By BRIAN N. SCHRADER
This November will be monumental for Californians. Voters will be tasked with making decisions on a swath of ballot measures addressing a wide-range of issues from voting rights restoration and bail reform to changes in consumer privacy law and property tax assessments.
In one of the most important measures, Californians are being given the chance to improve our control over the data that businesses collect on us. California Proposition 24, also known as the Consumer Personal Information Law and Agency Initiative, builds on the recent victories won by the California Consumer Privacy Act in 2018. That bill, which went into effect in January of this year, was hailed as the most expansive consumer privacy law in the country and a win for consumers. Going beyond all of the praise and hype, it’s important to note what the bill actually did. It shed a light on what kinds of data companies were collecting about us and who it was sold or disclosed to. It also allowed customers to request that their data be deleted and that companies not collect their data all without fear of discrimination. CCPA was both a landmark achievement and basic common sense. U.S. consumers are so starved for privacy protections that a few simple provisions are considered an incredible success.
This year, Californians have the opportunity to expand those protections, filling in the gaps left out of the CCPA, and give the state government more capacity to enforce its provisions. Proposition 24 would allow customers to tell businesses not to share data about them. It would also allow customers to opt-out of having their sensitive personal information sold or used for advertising, and provide a host of additional protections for minors.
Perhaps most importantly, Proposition 24 would establish a new California Data Protection Agency which would take over administering and enforcing these provisions as well as those in the now active CCPA. This new Data Protection Agency would function kind of like the FDA or other consumer watchdog agencies. Staffed by knowledgable experts in consumer protection and privacy law, it would be in charge of developing regulations, providing guidance to businesses, assessing penalties, and raising public awareness about the dangers of businesses abusing our data. The agency would protect the digital rights of all Californians and reign in the worst instincts of the corporate surveillance, ad tech, and data brokerage industries. Creating a separate agency also ensures that these issues are given the attention they deserve rather than languishing under other departments not staffed with technology experts who understand the nuances of privacy law and technology.
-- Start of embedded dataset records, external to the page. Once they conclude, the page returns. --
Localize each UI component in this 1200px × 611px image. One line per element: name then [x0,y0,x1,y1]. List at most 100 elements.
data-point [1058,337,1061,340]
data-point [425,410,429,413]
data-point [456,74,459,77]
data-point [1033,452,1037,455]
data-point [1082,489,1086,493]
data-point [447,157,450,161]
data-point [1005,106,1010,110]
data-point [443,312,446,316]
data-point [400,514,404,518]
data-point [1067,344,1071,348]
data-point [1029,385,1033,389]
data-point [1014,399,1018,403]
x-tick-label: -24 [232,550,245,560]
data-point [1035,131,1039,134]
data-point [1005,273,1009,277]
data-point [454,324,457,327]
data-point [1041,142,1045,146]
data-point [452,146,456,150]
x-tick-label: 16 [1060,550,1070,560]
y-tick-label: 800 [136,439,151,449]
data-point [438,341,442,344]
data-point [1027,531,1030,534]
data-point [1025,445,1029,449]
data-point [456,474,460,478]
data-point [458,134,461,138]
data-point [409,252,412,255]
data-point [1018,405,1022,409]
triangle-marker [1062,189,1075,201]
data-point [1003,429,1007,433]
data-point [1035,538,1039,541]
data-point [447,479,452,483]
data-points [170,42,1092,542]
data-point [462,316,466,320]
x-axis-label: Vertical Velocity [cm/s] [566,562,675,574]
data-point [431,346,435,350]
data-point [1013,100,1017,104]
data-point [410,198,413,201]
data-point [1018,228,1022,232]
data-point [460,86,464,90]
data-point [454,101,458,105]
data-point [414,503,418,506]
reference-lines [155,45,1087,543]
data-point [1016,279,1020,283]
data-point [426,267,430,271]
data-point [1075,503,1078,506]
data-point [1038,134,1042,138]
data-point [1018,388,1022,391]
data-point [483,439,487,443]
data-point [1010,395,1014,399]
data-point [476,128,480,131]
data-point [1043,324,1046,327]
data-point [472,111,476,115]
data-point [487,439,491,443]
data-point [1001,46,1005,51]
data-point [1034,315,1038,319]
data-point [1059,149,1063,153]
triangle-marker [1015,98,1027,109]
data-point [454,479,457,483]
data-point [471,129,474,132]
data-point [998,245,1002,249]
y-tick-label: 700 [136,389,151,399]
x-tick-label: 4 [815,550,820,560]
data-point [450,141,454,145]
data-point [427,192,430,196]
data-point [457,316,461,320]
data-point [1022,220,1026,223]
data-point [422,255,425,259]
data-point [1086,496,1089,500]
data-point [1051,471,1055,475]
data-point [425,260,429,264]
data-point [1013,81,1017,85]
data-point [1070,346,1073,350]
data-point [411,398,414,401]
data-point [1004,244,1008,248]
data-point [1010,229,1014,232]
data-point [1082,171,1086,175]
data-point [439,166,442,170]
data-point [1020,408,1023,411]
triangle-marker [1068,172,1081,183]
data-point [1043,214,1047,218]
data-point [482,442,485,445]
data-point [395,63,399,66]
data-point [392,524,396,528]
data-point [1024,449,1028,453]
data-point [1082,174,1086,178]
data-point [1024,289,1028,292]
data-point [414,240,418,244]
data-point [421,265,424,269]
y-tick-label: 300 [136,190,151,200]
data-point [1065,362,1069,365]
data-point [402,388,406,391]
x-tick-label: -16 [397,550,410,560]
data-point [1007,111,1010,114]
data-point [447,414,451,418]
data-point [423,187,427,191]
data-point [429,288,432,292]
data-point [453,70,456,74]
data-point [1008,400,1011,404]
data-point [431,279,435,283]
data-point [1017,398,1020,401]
This measure marks an important step in California’s history as a role-model for the rest of the country. We have the chance to set the standard once again and proclaim our rights in this digital age. With time, other states and the federal government may well follow suit. As Gov. Gavin Newsom likes to say, “so goes California, so goes the nation.”
We desperately need better privacy protections online. Our private data is vacuumed up from all corners of the internet, bought and sold with reckless abandon, and used to sell ads. I’m a Web developer, so I understand what can be done with this technology and what’s being done today to abuse it. If you had said to a crowd in the early 1990s that within 30 years they’d be under constant, targeted domestic surveillance by companies looking to sell them skin cream and e-cigarettes, you’d have been laughed out of the room. But that’s exactly the world we live in today.
This November, Californians will be asked to vote on probably the most progressive slate of ballot measures in recent California history. With everything up in the air, it’s OK to feel overwhelmed, but we can’t let ourselves get distracted. We have a chance to further cement our rights, and we should take it.
— Brian Schrader is a local business owner, software developer, writer, and San Diego resident living in Normal Heights.